We’re Talking About Men’s Depression — Why Not Anxiety?
For too long men’s anxiety has been overlooked and dismissed. Awareness campaigns have been successful in dismantling stigma and shedding light on men’s depression and suicide, but men’s anxiety hasn’t received the same attention.
This is despite anxiety having significant health impacts for men and being a risk factor for suicide.
Early research has demonstrated that anxiety can manifest differently in men and women. Young men report pronounced physical symptoms but dismiss or misinterpret these experiences, not associating it with an anxiety disorder.

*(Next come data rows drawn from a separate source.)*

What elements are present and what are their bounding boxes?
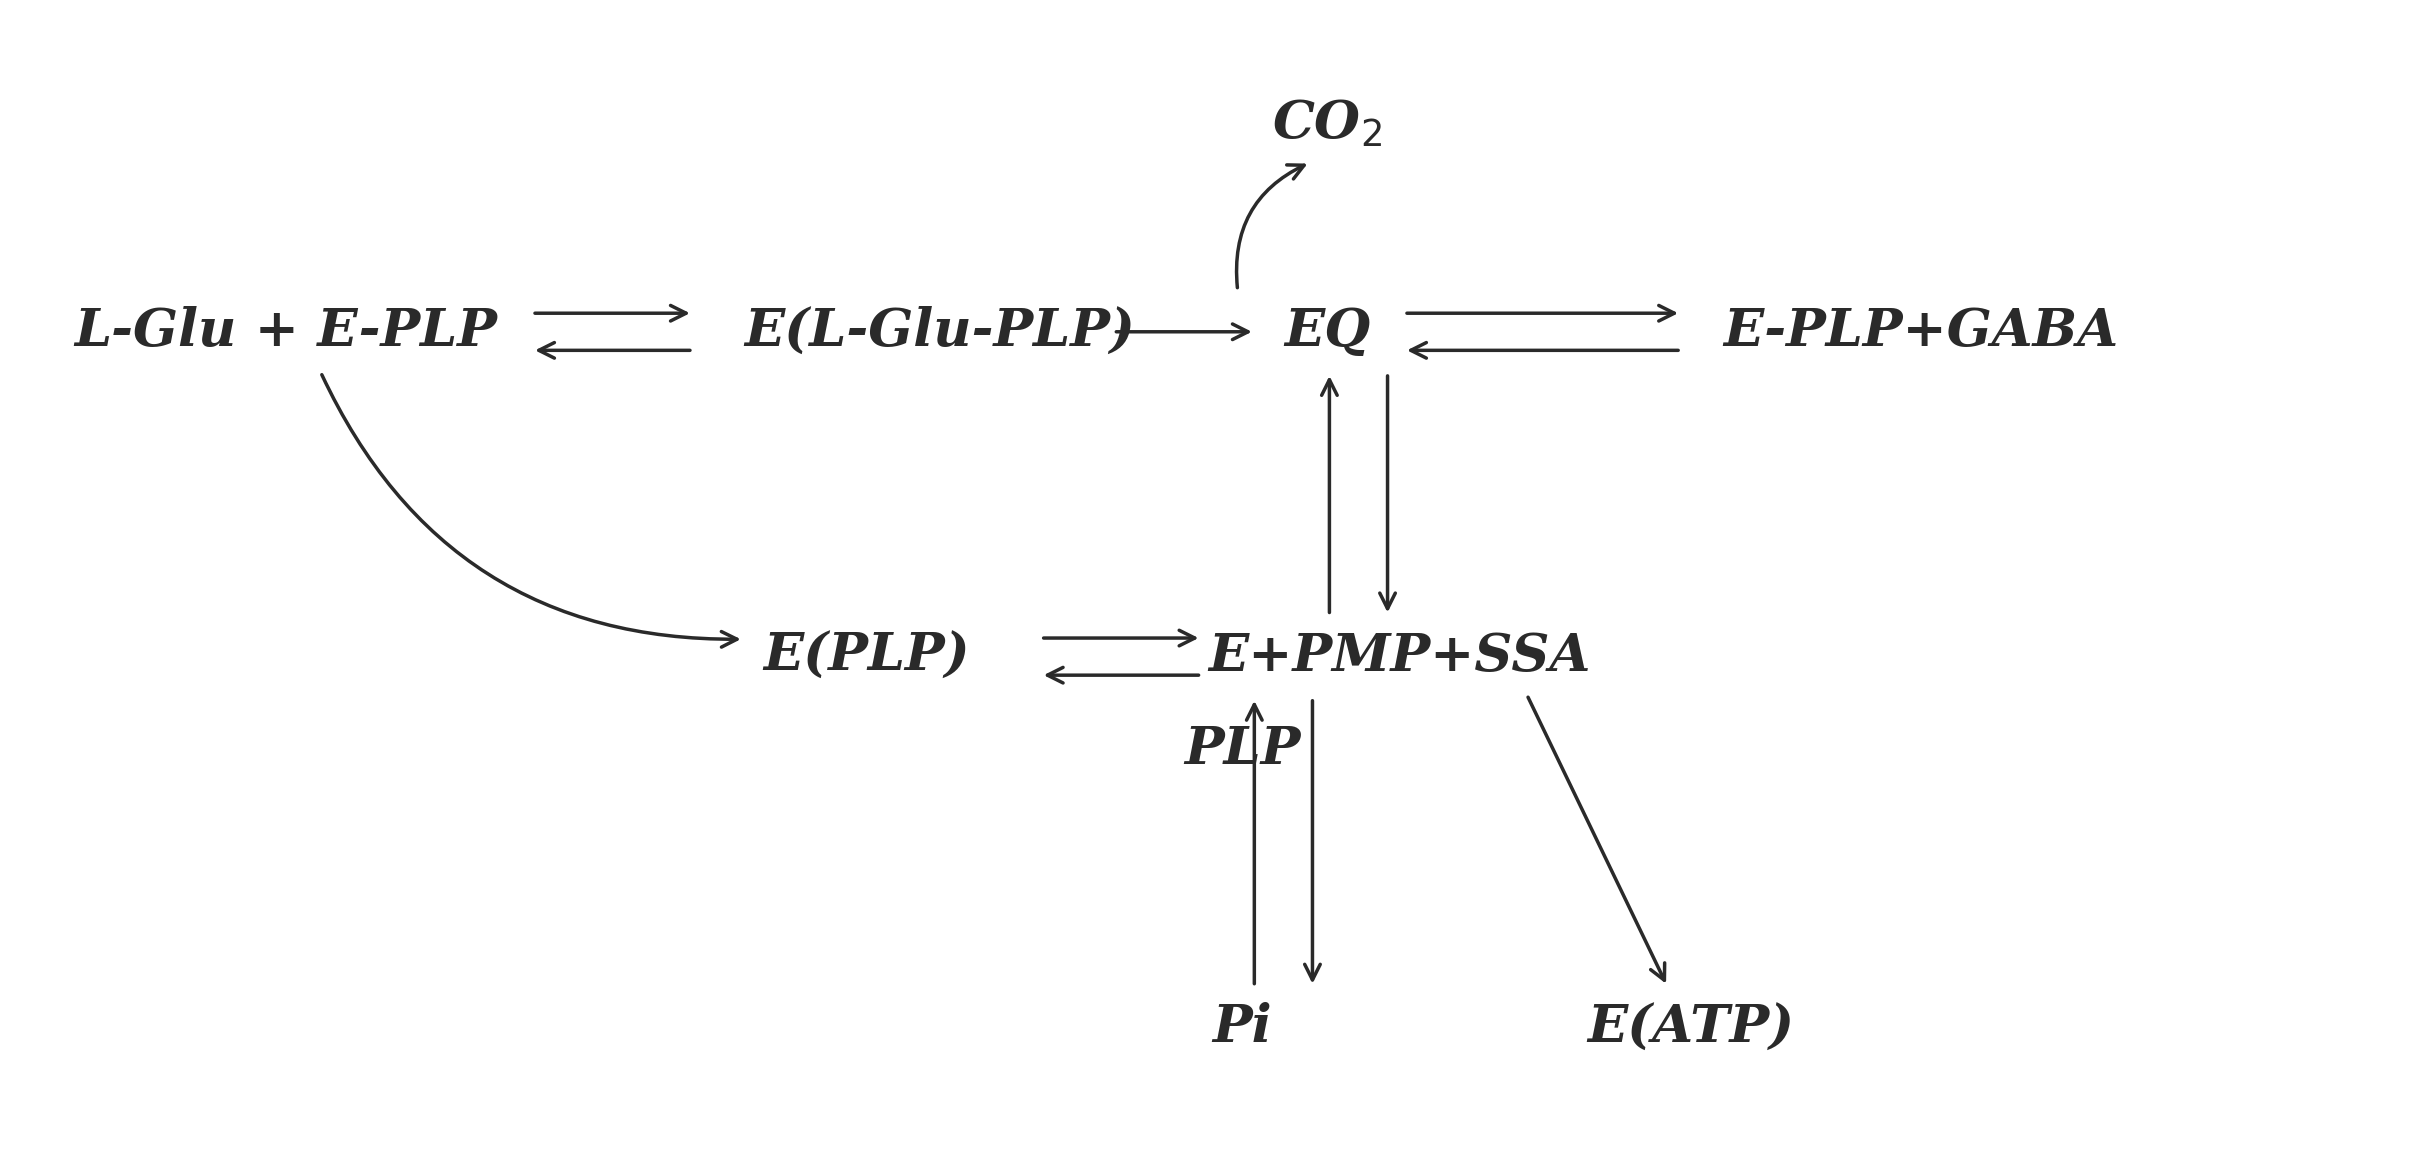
Text: PLP: PLP	[1184, 724, 1301, 775]
Text: E(PLP): E(PLP)	[762, 632, 970, 682]
Text: E(L-Glu-PLP): E(L-Glu-PLP)	[743, 306, 1135, 357]
Text: E(ATP): E(ATP)	[1586, 1003, 1793, 1053]
Text: CO$_2$: CO$_2$	[1272, 97, 1381, 149]
Text: E-PLP+GABA: E-PLP+GABA	[1722, 306, 2117, 357]
Text: L-Glu + E-PLP: L-Glu + E-PLP	[73, 306, 497, 357]
Text: E+PMP+SSA: E+PMP+SSA	[1208, 632, 1591, 682]
Text: Pi: Pi	[1213, 1003, 1272, 1053]
Text: EQ: EQ	[1284, 306, 1369, 357]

Without recognition or intervention these symptoms worsen and the impacts on young men’s lives – including their social and vocational functioning are severe.
Moving upstream
To reduce anxiety-related ambulance callouts among young men, we need to intervene earlier. This means:
Taking men’s anxiety seriously and legitimising it as a mental health concern worthy of treatment
Creating early intervention models tailored to how men experience and express anxiety
Launching awareness campaigns that speak directly to young men — and normalise their experiences
Training clinicians to identify and diagnose anxiety in men, including physical symptom presentations
Making support accessible, with low-barrier entry points (such as online men’s mental health interventions), shorter waitlists, and simpler referral pathways.
The cost of overlooking men’s anxiety is overwhelming our emergency systems. Men’s anxiety is not weakness. It’s not rare. And it shouldn’t take a crisis for us to take it seriously.
With the right tools, training, and a cultural shift, we can step in earlier — and respond more meaningfully.
Dr Krista Fisher
What did you think of this article? Share your thoughts in the comments below.
Wonderful article highlighting the real physical impact from our brains. The ‘fear’ may not be ‘real’ but the fight or flight feeling is. Thanks Krista
Thanks for your article. I have worked with hundreds of anxious men, both young and old, over the course of my clinical career. Many of them went to the emergency department thinking the pain in the chest was something more sinister. Some have felt 'silly' for going. I have always praised them for their willingness to seek help. I then take the time to explain the physical nature of anxiety, and that it is a very real thing. The psycho-education component at the beginning stages of treatment can be very therapeutically powerful on it's own.